Rule 25B of the Companies (Incorporation) Rules, 2014

With its recent drive to eradicate the existence of shell companies, the MCA has added a new rule that allows the Registrar of Companies to  physically verify the existence of a company’s office. It was found that in several cases, companies were created by giving out false information about the registered office addresses, which served merely as a place for receiving of posts and no actual company existed in such a place. 

Section 248 of the Companies Act, 2013

This section empowers the ROC to strike off the names of the companies that have failed to commence business within the first year of business or when the company has failed to conduct any business within the preceding two continuous years when the company has failed to obtain the status of a dormant company.

Other regulatory measures

The Indian Security Regulator, SEBI, regularly identifies and imposes trade restrictions on shell companies. The trading of all such identified companies is placed under Stage VI of the Graded Surveillance Measure (GSM), which imposes several restrictions on the companies.

Financial Action Task Force (FATF) 

The Financial Action Task Force (FATF) was the first international agency in 2003 to set up beneficial ownership reporting requirements on a global level. These requirements were further refined by the agency in 2012, 2014, and 2019 and list the following practises to be followed by member countries:

Countries should ensure the existence of more than one mechanism (registry approach, company Approach and existing  approach) to ensure that the information regarding the true location of a company is certified, or if not immediately, it can be certified in the near future by a competent authority.
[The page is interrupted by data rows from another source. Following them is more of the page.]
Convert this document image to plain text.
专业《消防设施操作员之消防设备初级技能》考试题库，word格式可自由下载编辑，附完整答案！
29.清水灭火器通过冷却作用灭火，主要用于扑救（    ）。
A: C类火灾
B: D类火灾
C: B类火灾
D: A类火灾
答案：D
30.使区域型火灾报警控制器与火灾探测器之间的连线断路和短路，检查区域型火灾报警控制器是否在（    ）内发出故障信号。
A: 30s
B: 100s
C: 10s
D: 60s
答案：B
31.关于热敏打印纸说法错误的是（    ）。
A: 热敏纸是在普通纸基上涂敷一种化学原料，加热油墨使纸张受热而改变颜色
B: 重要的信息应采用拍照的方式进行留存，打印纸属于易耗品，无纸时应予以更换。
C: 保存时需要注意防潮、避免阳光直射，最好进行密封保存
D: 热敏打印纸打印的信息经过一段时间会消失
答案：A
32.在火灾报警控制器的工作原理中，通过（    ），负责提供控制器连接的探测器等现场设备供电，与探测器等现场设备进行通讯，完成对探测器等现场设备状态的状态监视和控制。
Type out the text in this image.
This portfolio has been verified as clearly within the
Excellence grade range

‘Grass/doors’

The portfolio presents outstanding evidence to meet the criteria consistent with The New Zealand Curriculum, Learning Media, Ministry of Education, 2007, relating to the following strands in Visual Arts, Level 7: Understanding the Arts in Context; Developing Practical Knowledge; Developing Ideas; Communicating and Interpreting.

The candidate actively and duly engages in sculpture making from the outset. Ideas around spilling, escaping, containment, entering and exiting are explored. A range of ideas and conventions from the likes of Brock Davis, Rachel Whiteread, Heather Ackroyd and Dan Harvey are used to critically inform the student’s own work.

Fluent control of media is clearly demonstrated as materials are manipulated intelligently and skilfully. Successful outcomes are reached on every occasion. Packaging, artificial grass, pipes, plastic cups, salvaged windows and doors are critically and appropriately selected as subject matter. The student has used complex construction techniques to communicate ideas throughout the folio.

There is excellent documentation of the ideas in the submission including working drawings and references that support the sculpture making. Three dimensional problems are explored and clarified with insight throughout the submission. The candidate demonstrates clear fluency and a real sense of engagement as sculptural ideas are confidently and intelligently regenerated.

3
Sharing of important financial information, such as financial and ownership records, among member states to help the global fight against financial crimes.

Conclusion

Shell companies are being used as a method to bypass the legal instruments put in place to keep illegal operations in check. There needs to be a stricter international agreement to solidify the prevention of illegal operations by such companies. Furthermore, countries that are providing tax havens and have lax incorporation rules should also tighten up their rules for incorporation, which would lead to fewer shell companies being formed for illegal purposes.